Abstract

Though physiological signal based human-machine interfaces (HMIs) have recently developed rapidly, their practical use is restricted by many real-world environmental factors, one of which is muscle fatigue. This paper explores the sensitivities between surface electromyography (sEMG) and A-mode ultrasound (AUS) sensing modalities subject to muscle fatigue in the context of hand gesture recognition tasks. Two metrics, mean classification accuracy ( mCA) and decline rate ( DR), are proposed to evaluate the accuracy and muscle fatigue sensitivity between sEMG and AUS based HMIs. Muscle fatigue inducing experiment was designed and eight subjects were recruited to participate in the experiment. The gesture recognition accuracies of sEMG and AUS under non-fatigue state and fatigue state are compared through Mahalanobis distance based classifier linear discriminant analysis (LDA).
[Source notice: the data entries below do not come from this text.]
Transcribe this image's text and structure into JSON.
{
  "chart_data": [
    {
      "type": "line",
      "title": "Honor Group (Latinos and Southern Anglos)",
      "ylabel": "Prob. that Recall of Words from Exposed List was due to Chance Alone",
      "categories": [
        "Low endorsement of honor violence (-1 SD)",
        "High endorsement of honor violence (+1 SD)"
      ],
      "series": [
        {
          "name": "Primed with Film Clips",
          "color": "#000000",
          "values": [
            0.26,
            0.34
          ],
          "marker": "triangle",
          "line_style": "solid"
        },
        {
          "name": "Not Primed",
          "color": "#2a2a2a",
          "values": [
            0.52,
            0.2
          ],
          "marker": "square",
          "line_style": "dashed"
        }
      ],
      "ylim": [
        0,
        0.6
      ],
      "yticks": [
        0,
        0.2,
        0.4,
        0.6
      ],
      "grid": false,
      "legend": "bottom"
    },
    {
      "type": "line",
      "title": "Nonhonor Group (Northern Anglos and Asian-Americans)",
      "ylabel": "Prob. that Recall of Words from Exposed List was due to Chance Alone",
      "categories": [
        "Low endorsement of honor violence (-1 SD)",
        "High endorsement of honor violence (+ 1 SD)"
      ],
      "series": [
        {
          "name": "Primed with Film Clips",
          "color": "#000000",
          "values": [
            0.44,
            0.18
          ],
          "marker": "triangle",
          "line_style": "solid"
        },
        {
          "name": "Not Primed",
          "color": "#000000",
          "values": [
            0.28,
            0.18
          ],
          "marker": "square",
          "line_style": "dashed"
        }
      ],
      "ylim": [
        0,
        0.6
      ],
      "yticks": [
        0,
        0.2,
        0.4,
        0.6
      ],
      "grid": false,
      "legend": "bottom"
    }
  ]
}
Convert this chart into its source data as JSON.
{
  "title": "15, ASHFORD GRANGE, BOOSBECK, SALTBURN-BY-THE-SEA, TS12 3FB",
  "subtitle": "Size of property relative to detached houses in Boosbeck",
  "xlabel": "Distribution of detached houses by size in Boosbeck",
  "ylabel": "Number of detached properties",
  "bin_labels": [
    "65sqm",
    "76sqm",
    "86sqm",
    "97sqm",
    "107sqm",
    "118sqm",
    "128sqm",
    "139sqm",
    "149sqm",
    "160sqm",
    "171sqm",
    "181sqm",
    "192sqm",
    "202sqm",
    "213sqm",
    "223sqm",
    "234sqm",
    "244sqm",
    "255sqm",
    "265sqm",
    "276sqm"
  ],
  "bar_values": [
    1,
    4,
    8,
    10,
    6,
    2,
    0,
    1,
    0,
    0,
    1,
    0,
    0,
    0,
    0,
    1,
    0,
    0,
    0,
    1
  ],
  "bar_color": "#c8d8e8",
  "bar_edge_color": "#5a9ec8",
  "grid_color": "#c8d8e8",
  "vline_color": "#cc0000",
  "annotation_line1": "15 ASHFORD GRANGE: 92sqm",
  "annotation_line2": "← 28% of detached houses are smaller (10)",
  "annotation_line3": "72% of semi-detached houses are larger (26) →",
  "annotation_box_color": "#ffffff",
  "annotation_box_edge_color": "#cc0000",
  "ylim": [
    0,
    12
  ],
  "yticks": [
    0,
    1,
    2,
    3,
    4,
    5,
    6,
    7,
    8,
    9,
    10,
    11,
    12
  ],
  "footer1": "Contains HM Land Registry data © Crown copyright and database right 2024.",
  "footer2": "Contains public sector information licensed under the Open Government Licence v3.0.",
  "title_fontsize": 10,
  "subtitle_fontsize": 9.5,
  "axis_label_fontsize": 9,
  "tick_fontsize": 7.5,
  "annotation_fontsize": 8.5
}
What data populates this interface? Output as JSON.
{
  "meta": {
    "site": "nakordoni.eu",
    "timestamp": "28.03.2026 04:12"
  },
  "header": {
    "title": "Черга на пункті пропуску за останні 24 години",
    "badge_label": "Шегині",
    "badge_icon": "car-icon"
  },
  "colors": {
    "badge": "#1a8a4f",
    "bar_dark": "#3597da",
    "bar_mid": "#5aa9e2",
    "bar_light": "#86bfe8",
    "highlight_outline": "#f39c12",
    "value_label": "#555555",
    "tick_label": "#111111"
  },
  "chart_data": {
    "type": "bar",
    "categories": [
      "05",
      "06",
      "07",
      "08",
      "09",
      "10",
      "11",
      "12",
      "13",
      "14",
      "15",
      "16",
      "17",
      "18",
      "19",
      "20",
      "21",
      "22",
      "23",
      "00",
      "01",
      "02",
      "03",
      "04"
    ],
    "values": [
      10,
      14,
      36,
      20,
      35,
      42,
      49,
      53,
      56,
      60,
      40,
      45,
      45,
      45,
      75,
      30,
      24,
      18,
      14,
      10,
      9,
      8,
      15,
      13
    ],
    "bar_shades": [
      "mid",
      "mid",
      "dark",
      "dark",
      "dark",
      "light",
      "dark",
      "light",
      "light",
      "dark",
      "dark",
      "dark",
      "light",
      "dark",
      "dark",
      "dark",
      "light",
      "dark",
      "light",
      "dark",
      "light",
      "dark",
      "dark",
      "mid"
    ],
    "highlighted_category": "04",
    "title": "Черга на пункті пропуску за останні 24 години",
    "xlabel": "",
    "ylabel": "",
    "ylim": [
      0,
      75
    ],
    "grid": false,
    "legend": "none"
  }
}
In addition, Mahalanobis distance based metrics, repeatability index ( RI) and separability index ( SI), are introduced to evaluate the changes in the feature distribution during muscle fatigue and reveal the cause of the fatigue sensitivity difference between sEMG and AUS signals. The experimental results demonstrate that the fatigue robustness of AUS signal is better than that of sEMG signal. Specifically, with the employment of the LDA classifier trained under non-fatigue state, the testing accuracy of the sEMG signal on the non-fatigue state is 94.96%, while reduce to 68.26% on the fatigue state. The testing accuracy of the AUS signal on the corresponding states is 99.68% and 91.24% respectively. AUS signal attains higher mCA and lower DR, indicating that it has advantages over sEMG signal in terms of both accuracy and muscle fatigue sensitivity. In addition, the RI and RI/SI analysis reveal that before and after muscle fatigue, the consistency of AUS feature distribution is better than that of sEMG. These research outcomes validate that AUS is more tolerant to feature migration caused by muscle fatigue than sEMG.